Melbourne was actuated by different views, but on this subject he was painfully bewildered. Mr. Dudley's deportment to his servants and neighbours was gentle and humane. He had no dealings with the trafficking or labouring part of mankind. The fund which supplied his cravings of necessity or habit was his daughter's. His recreations and employments were harmless and lonely. The evil purpose was limited to his death, for his chamber was exactly in the same state in which negligent security had left it. No midnight footstep or voice, no unbarred door or lifted window, afforded tokens of the presence or traces of the entrance or flight of the assassin.

The meditations of Constantia, however, could not fail in some of their circuities to encounter the image of Craig. His agency in the impoverishment of her father, and in the scheme by which she had like to have been loaded with the penalties of forgery, was of an impervious and unprecedented kind. Motives were unveiled by time, in some degree accounting for his treacherous proceeding; but there was room to suppose an inborn propensity to mischief. Was he not the author of this new evil? His motives and his means were equally inscrutable, but their inscrutability might flow from her own defects in discernment and knowledge, and time might supply her defects in this as in former instances.

These images were casual. The causes of the evil were seldom contemplated. Her mind was rarely at liberty to wander from reflection on her irremediable loss. Frequently, when confused by distressful recollections, she would detect herself going to her father's chamber. Often his well-known accents would ring in her ears, and the momentary impulse would be to answer his calls. Her reluctance to sit down to her meals without her usual companion could scarcely be surmounted.
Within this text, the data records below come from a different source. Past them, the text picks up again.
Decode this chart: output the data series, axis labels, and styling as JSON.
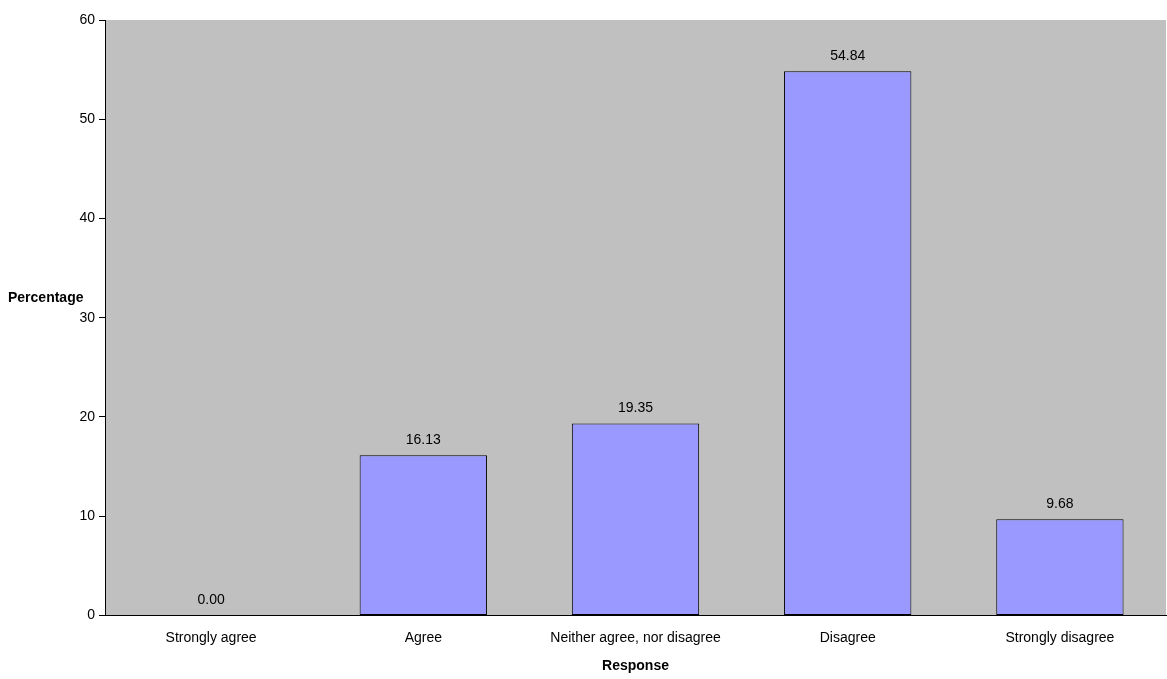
{
  "chart_data": {
    "type": "bar",
    "xlabel": "Response",
    "ylabel": "Percentage",
    "categories": [
      "Strongly agree",
      "Agree",
      "Neither agree, nor disagree",
      "Disagree",
      "Strongly disagree"
    ],
    "values": [
      0,
      16.13,
      19.35,
      54.84,
      9.68
    ],
    "value_labels": [
      "0.00",
      "16.13",
      "19.35",
      "54.84",
      "9.68"
    ],
    "color": "#9999ff",
    "ylim": [
      0,
      60
    ],
    "yticks": [
      0,
      10,
      20,
      30,
      40,
      50,
      60
    ],
    "grid": false,
    "legend": false
  }
}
In this state of mind, the image of the only friend who survived, or whose destiny, at least, was doubtful, occurred to her. She sunk into fits of deeper abstraction and dissolved away in tears of more agonizing tenderness. A week after her father's interment, she shut herself up in her chamber, to torment herself with fruitless remembrances. The name of Sophia Westwyn was pronounced, and the ditty that solemnized their parting was sung. Now, more than formerly, she became sensible of the loss of that portrait which had been deposited in the hands of M'Crea as a pledge. As soon as her change of fortune had supplied her with the means of redeeming it, she hastened to M'Crea for that end. To her unspeakable disappointment, he was absent from the city; he had taken a long journey, and the exact period of his return could not be ascertained. His clerks refused to deliver the picture, or even, by searching, to discover whether it was still in their master's possession. This application had frequently and lately been repeated, but without success; M'Crea had not yet returned, and his family were equally in the dark as to the day on which his return might be expected.